Jesus tells the story of a son who could not wait to get away from his father. The story ends with the father running toward the son. It was sunrise when the women ran fr0m the tomb with frightening and joyous news. God had a job for Jonah. Jonah didn’t like the job so he got on a ship and ran away. [He didn’t get very far by the way. God doesn’t like losing.] With good news, Mary runs to her cousin Elizabeth. Shepherds run to Bethlehem. A rich young man runs to his possessions, of which he had many and backs away from Jesus. The tax collector Zacchaeus runs up ahead to climb a tree to see Jesus.

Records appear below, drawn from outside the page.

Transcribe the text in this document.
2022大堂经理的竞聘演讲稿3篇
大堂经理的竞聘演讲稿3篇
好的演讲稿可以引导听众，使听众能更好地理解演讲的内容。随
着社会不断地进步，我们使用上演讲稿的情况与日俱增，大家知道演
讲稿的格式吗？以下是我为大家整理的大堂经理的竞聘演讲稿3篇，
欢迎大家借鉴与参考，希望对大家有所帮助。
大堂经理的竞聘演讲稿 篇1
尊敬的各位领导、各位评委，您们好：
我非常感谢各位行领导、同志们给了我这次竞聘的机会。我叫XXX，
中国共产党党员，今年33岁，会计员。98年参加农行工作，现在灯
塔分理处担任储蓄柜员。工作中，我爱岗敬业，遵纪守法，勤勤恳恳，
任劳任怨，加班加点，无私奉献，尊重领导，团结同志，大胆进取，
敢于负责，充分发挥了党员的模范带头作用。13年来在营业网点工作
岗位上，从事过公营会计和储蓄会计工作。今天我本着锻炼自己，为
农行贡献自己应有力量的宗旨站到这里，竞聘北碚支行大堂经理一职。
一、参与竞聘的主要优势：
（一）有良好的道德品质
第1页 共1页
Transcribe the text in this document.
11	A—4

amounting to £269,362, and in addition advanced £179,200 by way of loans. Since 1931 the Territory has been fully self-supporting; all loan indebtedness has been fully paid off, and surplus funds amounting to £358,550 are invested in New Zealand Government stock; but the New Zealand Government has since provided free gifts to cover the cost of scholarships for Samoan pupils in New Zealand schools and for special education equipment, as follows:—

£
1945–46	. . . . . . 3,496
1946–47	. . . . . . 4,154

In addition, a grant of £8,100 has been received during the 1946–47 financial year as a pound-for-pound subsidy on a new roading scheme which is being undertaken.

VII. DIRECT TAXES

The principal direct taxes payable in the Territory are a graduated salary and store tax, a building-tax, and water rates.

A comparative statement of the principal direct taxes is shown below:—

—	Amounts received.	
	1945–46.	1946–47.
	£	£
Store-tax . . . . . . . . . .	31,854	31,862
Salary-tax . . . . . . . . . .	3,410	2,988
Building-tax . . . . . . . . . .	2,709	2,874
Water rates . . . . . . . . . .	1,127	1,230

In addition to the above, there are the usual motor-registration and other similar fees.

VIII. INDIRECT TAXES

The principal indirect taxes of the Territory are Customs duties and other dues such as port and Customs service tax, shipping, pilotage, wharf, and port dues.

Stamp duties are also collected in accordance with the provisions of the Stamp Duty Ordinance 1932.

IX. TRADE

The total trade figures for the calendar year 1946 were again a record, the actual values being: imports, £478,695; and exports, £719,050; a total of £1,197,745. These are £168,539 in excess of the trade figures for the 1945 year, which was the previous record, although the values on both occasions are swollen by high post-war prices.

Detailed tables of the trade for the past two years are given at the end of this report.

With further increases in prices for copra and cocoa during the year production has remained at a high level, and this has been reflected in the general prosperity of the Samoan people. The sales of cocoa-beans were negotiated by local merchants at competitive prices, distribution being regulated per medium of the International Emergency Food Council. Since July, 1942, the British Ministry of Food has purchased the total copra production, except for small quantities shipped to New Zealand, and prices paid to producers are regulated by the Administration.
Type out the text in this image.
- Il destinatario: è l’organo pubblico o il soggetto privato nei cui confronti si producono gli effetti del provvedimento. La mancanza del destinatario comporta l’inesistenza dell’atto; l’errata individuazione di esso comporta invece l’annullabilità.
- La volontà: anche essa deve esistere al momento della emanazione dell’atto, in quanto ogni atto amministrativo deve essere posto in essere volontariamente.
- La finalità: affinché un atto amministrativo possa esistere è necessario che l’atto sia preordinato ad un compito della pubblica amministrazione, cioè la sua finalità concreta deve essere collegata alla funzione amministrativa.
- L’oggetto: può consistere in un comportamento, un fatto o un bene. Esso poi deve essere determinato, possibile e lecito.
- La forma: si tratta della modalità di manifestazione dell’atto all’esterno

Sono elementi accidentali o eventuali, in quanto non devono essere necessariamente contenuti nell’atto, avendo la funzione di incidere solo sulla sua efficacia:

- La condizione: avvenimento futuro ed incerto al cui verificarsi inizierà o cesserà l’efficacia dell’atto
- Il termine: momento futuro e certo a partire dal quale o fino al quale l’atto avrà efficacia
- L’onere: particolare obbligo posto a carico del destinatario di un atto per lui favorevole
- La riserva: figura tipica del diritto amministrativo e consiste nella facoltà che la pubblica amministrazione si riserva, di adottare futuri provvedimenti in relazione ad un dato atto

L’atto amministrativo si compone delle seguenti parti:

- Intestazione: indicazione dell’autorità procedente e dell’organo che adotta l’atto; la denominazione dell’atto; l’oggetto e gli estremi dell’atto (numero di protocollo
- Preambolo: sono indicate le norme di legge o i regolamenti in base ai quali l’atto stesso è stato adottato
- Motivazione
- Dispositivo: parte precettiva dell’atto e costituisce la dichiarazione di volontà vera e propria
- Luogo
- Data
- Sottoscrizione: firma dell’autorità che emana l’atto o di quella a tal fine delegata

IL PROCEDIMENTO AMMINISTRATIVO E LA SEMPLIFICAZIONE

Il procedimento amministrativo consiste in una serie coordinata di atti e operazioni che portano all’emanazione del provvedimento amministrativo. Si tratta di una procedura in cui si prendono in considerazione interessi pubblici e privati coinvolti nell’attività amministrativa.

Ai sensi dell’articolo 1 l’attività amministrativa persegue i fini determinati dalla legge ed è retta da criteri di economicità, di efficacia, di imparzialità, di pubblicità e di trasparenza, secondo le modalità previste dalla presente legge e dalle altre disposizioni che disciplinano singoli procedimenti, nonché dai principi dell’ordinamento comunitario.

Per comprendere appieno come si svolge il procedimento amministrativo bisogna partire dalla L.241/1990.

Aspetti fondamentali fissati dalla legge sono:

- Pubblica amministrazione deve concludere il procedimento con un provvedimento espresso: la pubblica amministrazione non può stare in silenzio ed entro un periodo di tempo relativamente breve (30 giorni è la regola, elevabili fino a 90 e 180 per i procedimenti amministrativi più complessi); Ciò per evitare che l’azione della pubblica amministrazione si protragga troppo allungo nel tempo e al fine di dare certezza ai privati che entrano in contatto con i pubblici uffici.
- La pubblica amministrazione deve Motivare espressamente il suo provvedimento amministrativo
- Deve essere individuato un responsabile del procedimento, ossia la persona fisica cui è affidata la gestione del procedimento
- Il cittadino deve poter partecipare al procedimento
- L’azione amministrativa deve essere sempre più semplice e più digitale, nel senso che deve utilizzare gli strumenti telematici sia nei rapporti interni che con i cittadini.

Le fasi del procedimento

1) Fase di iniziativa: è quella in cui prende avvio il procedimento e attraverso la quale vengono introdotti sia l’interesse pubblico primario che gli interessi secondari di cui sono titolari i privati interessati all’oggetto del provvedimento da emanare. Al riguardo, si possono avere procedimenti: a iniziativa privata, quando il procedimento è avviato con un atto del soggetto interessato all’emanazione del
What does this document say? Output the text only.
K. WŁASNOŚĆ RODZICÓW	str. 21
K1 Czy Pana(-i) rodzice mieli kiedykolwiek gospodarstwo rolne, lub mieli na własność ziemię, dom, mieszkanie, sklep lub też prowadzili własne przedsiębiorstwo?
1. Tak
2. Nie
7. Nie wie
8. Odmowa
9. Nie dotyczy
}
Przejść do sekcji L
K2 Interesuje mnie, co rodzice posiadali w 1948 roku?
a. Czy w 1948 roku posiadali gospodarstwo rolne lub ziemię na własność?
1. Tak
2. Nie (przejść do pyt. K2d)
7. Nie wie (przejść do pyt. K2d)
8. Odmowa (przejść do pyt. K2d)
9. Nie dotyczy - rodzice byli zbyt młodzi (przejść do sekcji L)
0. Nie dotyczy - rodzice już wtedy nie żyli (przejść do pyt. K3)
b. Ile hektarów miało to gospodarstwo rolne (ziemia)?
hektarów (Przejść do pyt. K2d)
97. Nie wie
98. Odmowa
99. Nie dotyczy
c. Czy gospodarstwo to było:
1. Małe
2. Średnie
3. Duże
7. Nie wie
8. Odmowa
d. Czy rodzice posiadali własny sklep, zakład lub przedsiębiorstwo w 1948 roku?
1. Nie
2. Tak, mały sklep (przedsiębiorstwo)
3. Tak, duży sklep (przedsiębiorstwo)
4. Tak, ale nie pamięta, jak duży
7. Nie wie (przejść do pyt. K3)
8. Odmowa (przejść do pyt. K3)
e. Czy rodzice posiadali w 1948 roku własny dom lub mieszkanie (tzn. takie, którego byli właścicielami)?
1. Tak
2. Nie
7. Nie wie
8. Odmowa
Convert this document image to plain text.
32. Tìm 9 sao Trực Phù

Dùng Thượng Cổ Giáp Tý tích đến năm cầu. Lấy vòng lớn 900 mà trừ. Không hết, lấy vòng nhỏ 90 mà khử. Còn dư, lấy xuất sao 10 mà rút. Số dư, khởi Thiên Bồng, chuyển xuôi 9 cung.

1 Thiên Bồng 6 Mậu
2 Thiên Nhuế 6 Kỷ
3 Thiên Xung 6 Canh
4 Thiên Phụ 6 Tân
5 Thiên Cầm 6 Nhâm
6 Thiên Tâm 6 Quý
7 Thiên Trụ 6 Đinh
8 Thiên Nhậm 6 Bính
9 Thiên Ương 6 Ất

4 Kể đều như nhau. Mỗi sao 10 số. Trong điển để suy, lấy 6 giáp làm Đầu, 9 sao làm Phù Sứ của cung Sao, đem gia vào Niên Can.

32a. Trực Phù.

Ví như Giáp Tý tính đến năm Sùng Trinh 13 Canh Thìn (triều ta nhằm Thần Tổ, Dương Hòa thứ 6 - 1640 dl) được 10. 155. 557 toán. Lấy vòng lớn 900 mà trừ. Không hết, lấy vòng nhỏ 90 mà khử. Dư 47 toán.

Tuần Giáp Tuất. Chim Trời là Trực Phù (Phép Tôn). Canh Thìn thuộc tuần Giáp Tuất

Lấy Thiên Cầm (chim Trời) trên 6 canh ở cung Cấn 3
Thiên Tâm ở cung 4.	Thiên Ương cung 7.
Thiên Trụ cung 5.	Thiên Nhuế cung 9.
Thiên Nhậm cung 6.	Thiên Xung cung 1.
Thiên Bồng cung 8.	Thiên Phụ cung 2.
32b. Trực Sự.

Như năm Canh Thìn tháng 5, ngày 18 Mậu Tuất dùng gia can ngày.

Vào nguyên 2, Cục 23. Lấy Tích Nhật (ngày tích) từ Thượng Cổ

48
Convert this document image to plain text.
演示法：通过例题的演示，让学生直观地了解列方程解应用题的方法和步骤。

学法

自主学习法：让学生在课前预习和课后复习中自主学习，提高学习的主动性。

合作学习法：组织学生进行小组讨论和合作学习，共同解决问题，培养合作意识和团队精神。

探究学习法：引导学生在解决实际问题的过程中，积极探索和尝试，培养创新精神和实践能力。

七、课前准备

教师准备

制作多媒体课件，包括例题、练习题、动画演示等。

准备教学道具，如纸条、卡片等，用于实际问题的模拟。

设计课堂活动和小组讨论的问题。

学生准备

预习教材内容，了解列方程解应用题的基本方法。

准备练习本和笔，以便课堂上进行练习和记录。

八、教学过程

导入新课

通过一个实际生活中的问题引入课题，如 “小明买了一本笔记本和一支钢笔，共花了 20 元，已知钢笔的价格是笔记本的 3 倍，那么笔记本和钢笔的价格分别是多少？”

After running away in the darkness of night from Gethsemane garden, Peter and the beloved disciple run with excitement toward another garden; a cemetery garden.
Motivation seems to be at the heart of whether we are running toward or away from something or someone.
The days of the Advent – Christmas – Epiphany Season is a sacred space given to us for running. So we prayed for “the resolve to run”. These days are set apart for us to have an encounter. So we prayed “to meet your Christ…”
And whether you are engaged in celebrating the secular holidays or entering the holy season of Advent, Christmas & Epiphany, for they are different festivals to be sure, ask yourself at each step: does this activity, will this attitude, will attending this event or gathering, cause me to run from Jesus or toward Jesus?
Ask yourself what you are emotionally experiencing along the way? Be in touch with your feelings. What memories or thoughts are they causing to well up within you? Do you discern a movement toward or from Jesus Christ?
The pandemic has raised up within all of us a confused mixture of feelings. It has caused us to consider and question, what are the essentials of life? I would offer, one of the essentials is running. For isn’t it strange that we so often seek out and run toward that which is mortal, temporary and perishable, yet forget or run from God and the Christ, who are immortal.
“Grant your people, almighty God, the resolve to run to meet your Christ…”
Which direction are you running in? And are you running toward hope? …toward an encounter?